One of 38 resolutions that didn’t make it to the floor of the SBC


I have had the privilege of serving on the resolutions committee on three different occasions and as chairman one year. However, I have never submitted a resolution to the national convention until this year.

I discovered that Doug Munton, pastor of First Baptist Church in O’Fallon, Illinois, and I shared the same appreciation for Baptist State Conventions and those who lead the state conventions as Executive Directors.

So, together, Pastor Munton and I crafted a resolution expressing “Appreciation for our State Conventions and Executive Directors. While sixteen resolutions were presented to the Convention for approval, our resolution was one of 38 that did not make the cut.

It appeared that the committee carefully considered our proposed resolution and released their rationale for not presenting it for approval. Here is what they reported,

“While the Committee believes that the Southern Baptist Convention messengers would agree that this resolution is unifying and positive, and there are many reasons for which to express appreciation not only to our State Conventions and their Executive Directors, but also leaders at the associational levels, the Committee concluded this resolution did not rise to the level of priority for consideration at this meeting as the other resolutions presented.”

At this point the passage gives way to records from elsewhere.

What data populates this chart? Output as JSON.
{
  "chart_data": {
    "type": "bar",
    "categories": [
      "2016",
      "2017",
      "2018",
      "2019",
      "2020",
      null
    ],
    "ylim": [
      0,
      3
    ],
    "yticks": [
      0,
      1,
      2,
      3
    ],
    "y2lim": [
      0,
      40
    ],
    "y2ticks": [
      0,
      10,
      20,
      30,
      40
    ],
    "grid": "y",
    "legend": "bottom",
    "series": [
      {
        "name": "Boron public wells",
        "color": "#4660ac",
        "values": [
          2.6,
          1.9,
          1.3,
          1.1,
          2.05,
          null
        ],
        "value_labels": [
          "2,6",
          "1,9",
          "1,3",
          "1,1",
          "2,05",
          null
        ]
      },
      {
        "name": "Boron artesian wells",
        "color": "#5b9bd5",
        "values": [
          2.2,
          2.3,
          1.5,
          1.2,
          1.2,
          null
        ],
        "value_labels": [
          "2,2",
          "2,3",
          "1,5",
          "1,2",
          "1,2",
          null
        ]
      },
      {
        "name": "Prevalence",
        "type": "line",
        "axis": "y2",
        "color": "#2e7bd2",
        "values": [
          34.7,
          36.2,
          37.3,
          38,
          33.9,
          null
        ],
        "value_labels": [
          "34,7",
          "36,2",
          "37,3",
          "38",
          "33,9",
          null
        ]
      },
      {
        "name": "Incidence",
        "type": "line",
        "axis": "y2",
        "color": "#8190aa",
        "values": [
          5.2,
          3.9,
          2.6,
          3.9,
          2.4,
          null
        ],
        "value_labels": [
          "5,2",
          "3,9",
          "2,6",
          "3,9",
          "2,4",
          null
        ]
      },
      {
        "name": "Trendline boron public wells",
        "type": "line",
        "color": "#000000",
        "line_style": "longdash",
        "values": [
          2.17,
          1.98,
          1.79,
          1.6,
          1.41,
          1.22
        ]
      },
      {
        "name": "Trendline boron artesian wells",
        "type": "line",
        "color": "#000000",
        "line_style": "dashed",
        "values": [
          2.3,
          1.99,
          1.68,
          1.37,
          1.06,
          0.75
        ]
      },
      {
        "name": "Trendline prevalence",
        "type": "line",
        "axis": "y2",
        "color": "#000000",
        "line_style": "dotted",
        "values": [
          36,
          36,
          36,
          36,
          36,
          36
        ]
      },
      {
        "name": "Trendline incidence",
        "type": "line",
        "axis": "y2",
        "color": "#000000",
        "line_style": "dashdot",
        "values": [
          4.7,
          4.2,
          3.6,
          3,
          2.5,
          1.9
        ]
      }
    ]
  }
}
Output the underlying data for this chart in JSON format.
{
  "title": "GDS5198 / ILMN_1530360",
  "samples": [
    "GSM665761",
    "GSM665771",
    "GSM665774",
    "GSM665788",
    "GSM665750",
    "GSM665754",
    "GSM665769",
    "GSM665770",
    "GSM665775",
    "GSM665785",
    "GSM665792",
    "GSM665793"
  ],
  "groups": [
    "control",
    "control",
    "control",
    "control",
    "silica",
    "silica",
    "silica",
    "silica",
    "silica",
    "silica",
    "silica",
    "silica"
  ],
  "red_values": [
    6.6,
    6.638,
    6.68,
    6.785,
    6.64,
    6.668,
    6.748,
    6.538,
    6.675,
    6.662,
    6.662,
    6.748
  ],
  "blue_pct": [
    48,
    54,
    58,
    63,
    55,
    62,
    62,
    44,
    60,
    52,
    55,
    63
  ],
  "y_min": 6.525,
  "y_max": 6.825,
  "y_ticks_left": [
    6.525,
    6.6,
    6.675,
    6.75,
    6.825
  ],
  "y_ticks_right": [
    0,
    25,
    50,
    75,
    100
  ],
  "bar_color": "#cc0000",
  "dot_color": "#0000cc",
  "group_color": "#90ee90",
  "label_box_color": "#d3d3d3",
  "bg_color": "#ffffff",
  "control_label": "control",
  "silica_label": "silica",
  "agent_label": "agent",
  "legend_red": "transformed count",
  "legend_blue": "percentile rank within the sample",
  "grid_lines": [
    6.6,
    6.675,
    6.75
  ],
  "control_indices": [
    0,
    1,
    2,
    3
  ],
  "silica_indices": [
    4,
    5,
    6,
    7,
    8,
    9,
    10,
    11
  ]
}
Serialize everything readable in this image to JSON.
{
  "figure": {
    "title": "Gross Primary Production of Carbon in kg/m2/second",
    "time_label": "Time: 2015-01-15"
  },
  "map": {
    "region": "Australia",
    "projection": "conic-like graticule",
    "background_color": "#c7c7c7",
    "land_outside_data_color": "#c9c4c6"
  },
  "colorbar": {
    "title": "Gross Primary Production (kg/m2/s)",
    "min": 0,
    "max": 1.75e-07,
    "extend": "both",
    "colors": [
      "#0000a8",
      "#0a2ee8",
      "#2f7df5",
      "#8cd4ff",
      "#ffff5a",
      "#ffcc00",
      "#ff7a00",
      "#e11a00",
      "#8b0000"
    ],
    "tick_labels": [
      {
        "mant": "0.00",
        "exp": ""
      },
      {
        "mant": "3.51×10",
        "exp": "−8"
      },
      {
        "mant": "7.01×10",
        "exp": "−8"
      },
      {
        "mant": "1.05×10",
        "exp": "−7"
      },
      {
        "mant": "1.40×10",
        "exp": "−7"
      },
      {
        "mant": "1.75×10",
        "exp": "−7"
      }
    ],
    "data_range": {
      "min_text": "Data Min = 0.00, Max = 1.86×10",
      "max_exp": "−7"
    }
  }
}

However, in Georgia I believe we have ample reason to express appreciation for the spirit and effectiveness of our state convention and the great leadership of our Executive Director, so I am taking the liberty to post the proposed resolution here:

Resolution of Appreciation for Our State Conventions and their Executive Directors

Whereas, the state conventions, including those conventions composed of dual states, may be considered by some as an unnecessary level of redundancy in Southern Baptist life and because they are often underappreciated, and

Whereas, state conventions have a clearer understanding of the needs of churches in their region than national agencies, and inasmuch as state conventions have “boots on the grounds” to meet those needs by assisting their churches in the areas of evangelism, church revitalization, discipleship, church planting, music and worship, etc., and 

Whereas, no one knows more about the needs of each individual state better than the state convention missionary force, and because they are accountable to their local churches in a way that national agencies, by their very nature, cannot be, and 

Whereas, the Southern Baptist Convention has continued to have strong financial support due in large part to the State Executive Directors who are thoroughly invested in and devoted to being passionate advocates of the Cooperative Program, the lifeline to the missions and ministries of the denomination, and

Whereas, Baptist State Executive Directors and their missionary personnel care deeply about our denomination as a whole and not just their part, and because many of these state conventions have been on a slow, but steady increase in the percentage of Cooperative Program receipts they send to national agencies, and

Whereas, state conventions are often catalysts in connecting pastors with other pastors and church leaders through training events, special activities and personal engagement, and 

Whereas, state convention missionaries are often able to connect local pastors with leaders in the national missionary agencies, seminaries, the ERLC and the SBC Executive Committee and serve as facilitators to apply the work of these institutions and agencies to the local church, and

Whereas, state conventions can personalize the work of our denomination by supporting struggling pastors who need encouragement, counseling or training, and assist transitioning churches to see new possibilities and help pastorless churches find new leadership.

And whereas there may be those in Southern Baptist life who have not yet recognized the extreme value of state conventions/mission boards and do not seem to realize that these state conventions/mission boards are an essential link between the national convention and the local church, and inasmuch as there may be some who have overlooked the fact that state mission boards interact with pastors and churches in order to meet their needs in personal and compassionate ways, and since it would be mutually helpful for all to the bless and encourage the work of our state conventions;

Be it therefore, resolved that the messengers to the Southern Baptist Convention meeting in Dallas, TX on June 12-13, 2018 express their profound appreciation to the Baptist state conventions of the SBC and the State Executive Directors for their partnership in ministry, their superb leadership, their spiritual influence and their invaluable contribution to the cause of Christ.

Be it also resolved that the messengers to the 2018 Southern Baptist Convention offer their prayer support for the Baptist State conventions and their Executive Directors (Colossians 1:9-14), realizing that the role of state missionaries is often challenging and demanding, involving long hours and weighty responsibilities.

And be it finally resolved that we recognize that Southern Baptists’ national agencies, state conventions, and associations all have valid and significant roles and exist to serve the local church and that the local church is at the top the denominational structure for Jesus said, “I will build my church and the forces of hades will not overpower it” (Matthew 16:18 HCSB).